I really love this game (minus the music) and found myself doing stuff in the real-world while in VR that I thought I had trained myself not too and it felt great! I was leaning to my sides during some tight turns (and almost losing balance) and even jumping with my hands in the hope of getting a little more air. My point here is while it’s not a perfect emulation of the sport, it feels way closer than you might think and that’s awesome. The courses have a variety of paths and hidden areas so learning these will be key in getting those top speeds or finding the most trick spots. I did have an issue with the board being to far forward and with the board mapped to the headset, if I moved forward, so did the board and recentering did little to alleviate this problem. It never affected my gameplay but is an issue that needs to be addressed. My only other issue would be the high point count needed to get the medals in freestyle to unlock the other courses and while the sim side of this is awesome, it’s punishing to play and fail on the same courses again & again. Chaining together a new combo or learning a new trick is satisfying, but I’m still struggling to get even the minimum score to get the medal needed to unlock the next course and it’s nothing short of frustrating. A practice track is available that tries to teach you how to do new tricks, but those instructions can still be quite obtuse. I’ve never been a fan on blocking content in games based upon skill as there can still be a reward system in place for those hardcore score chasers while still letting more casual players enjoy all the games content and I feel like this may be the largest issue with the game. I’m still having fun with Carve, but I’m not sure if my patience can rival my lacking skills.
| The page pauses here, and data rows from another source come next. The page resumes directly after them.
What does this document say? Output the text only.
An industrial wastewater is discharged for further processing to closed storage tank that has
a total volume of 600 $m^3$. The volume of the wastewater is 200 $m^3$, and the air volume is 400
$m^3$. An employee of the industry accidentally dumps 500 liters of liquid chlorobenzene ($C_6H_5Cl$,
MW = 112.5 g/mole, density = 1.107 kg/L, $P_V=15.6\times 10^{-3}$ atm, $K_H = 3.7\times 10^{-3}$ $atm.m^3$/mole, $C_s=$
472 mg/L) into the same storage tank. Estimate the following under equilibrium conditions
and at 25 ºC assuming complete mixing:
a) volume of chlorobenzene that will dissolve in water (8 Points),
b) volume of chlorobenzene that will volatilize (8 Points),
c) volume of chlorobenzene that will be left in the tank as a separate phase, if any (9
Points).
Carve Snowboarding is awesome save for the issues I mentioned above and if you are willing to commit the time to getting good, you’ll be able to experience all of the game including the additional boards, gloves and mixtapes found in the later stages. For more casual players, though, this may bring about some frustrations as you can’t enjoy the game like you may want too.
What would I pay? The $20 price on this is great save for the way the stages are unlocked. The snowboarding is surprisingly intuitive and I have already spent hours in here playing the 1st 2 courses and having fun doing it. I just don’t know if I’ll ever develop enough freestyle skills to enjoy the rest of the game and that sucks.
Chuhai Games provided The VR Grid with a press code for this title and, regardless of this review, we thank them for that!